Hi, when I use yolov3-mobilenet version test on TX2. The inference time of FP32 is 40ms and for FP16 it is 36ms. Almost no defference between FP16 and FP32. The resolution of input is 416*416. About the depthwise conv layer. I used the group conv para in convolution layer as depthwise convolution instead of implement the depthwise layer as pluginlayer. Is this the reason caused the time problem? Hope you could provide some ideas. Thanks !

Hi,

May I know the TensorRT version you use?

There is a performance issue on the depthwise convolution of the previous TensorRT.
An implementation is available on TensorRT5.0.
https://devtalk.nvidia.com/default/topic/1025870/depthwise-convolution-is-very-slow-using-tensorrt3-0/

FP16 mode: The speedups of E2E inference time for MobileNet v1/v2 are 2.39x ~ 2.90x (Xavier iGPU) or 1.52x ~ 2.08x (Xavier dGPU) with current version (for different batch sizes) compared with TRT v4.0.

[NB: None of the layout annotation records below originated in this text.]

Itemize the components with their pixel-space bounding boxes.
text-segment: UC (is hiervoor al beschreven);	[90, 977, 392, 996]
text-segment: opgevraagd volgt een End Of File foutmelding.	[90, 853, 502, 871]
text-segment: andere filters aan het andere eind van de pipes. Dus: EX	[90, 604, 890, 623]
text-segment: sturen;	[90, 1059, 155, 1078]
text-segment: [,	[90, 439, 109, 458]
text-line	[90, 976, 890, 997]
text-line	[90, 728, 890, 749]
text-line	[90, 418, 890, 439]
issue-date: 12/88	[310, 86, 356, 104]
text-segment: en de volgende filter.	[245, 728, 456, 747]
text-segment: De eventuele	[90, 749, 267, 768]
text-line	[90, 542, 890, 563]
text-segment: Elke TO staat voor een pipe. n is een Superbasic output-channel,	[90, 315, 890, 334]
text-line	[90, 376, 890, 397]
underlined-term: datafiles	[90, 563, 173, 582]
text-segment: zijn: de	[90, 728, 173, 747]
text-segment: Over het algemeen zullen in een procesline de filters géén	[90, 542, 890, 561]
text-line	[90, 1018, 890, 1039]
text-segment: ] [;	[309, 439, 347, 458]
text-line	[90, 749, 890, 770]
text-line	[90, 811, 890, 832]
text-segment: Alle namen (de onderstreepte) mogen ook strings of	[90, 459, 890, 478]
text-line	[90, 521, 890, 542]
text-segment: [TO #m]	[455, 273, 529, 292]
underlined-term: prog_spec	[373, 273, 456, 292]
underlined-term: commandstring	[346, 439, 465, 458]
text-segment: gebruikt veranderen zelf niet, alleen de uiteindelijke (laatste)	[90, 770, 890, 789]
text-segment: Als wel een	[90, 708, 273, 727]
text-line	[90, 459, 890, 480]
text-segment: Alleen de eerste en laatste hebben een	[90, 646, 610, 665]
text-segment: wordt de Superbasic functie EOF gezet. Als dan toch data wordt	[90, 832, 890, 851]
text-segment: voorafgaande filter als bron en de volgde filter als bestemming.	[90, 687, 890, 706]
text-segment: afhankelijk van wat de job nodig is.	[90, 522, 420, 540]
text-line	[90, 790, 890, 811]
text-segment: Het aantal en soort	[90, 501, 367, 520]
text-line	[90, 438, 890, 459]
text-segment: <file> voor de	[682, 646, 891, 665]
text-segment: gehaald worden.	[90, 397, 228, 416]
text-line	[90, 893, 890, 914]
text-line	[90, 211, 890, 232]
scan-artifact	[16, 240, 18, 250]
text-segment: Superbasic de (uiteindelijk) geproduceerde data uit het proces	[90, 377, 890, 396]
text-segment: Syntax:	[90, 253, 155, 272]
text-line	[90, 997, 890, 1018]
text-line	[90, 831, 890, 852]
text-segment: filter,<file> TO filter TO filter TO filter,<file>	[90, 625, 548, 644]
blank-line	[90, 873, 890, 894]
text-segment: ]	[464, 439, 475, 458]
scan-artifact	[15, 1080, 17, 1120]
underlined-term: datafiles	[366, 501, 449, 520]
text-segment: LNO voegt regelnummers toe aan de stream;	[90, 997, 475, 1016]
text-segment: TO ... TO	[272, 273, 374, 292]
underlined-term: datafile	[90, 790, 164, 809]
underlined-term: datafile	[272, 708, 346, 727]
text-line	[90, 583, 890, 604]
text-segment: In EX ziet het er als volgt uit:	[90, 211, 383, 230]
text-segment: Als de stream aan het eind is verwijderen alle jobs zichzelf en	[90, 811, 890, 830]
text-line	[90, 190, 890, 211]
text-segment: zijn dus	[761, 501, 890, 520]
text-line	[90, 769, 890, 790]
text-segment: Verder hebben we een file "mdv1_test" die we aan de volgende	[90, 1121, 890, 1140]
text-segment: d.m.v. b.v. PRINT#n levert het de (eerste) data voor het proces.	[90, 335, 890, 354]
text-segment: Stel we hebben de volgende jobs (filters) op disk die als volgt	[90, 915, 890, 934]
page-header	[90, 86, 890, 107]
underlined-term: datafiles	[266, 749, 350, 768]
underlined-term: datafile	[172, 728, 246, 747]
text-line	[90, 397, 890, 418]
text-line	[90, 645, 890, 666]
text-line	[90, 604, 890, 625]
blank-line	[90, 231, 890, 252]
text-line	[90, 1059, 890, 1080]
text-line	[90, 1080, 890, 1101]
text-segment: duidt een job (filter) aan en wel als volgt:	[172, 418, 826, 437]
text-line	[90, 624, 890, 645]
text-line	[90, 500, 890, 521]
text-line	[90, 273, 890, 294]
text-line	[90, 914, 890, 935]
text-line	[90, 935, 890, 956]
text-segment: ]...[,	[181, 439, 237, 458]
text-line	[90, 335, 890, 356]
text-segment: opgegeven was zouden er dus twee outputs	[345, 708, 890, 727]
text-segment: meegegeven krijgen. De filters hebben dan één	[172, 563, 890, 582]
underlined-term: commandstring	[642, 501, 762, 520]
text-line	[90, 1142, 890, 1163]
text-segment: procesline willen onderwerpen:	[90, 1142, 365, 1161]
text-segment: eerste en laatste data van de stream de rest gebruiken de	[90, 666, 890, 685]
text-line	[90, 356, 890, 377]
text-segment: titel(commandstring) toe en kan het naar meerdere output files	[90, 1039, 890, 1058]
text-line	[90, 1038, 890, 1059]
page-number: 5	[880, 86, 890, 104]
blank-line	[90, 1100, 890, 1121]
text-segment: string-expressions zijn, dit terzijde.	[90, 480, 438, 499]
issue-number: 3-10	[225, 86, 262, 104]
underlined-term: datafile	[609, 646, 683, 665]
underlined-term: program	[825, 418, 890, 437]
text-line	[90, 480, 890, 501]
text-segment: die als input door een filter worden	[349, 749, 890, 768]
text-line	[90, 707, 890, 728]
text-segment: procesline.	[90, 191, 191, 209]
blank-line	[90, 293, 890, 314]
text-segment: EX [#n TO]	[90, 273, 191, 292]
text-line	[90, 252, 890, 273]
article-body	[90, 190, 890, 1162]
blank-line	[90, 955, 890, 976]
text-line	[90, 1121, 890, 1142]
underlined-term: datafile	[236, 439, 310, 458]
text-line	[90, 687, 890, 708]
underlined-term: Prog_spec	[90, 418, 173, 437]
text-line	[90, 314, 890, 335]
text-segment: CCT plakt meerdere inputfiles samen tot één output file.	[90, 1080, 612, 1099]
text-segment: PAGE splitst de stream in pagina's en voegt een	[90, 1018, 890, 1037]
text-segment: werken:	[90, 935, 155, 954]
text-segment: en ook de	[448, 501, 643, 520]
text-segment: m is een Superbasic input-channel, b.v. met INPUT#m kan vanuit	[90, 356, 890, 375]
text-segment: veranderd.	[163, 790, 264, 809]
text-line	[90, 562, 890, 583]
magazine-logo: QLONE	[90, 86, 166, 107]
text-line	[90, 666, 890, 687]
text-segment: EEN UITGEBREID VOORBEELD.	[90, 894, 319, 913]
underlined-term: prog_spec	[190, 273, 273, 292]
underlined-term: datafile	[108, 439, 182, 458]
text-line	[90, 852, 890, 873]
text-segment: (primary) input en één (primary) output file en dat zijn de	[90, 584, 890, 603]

Please wait for our next JetPack release to get TensorRT5.0 for TX2.

Thanks

Hi, AastaLLL! Thanks for your reply! I use the Jetpack 3.3 with TRT version 4.0( with caffemodel). So what do you mean is that it’s not how I implement the depthwise convolution layer, but the TRT version? And when will the new version be released? My graduate project needs the help of TRT acceleration.Thanks!!

There is another question that the accuracy of my caffemodel in mode FP32 and in FP16(TensorRT) is much worse than that in caffe. I don’t think the accuracy of FP32 should be reduced so much. What do you think is the cause? Thanks!

Hi,

We cannot disclose our future plan for TensorRT 5.0 on TX2.
But if you just want to give it a try, you can use JetPack4.1.1 to fit the requirement.
(But we don’t do the full-test for JetPack4.1.1+TX2)

For accuracy issue, it can be improved by training the model with FP16 precision.
The difference between FP32 and FP16 is little but be enlarged from the layer like softmax, relu.

Thanks.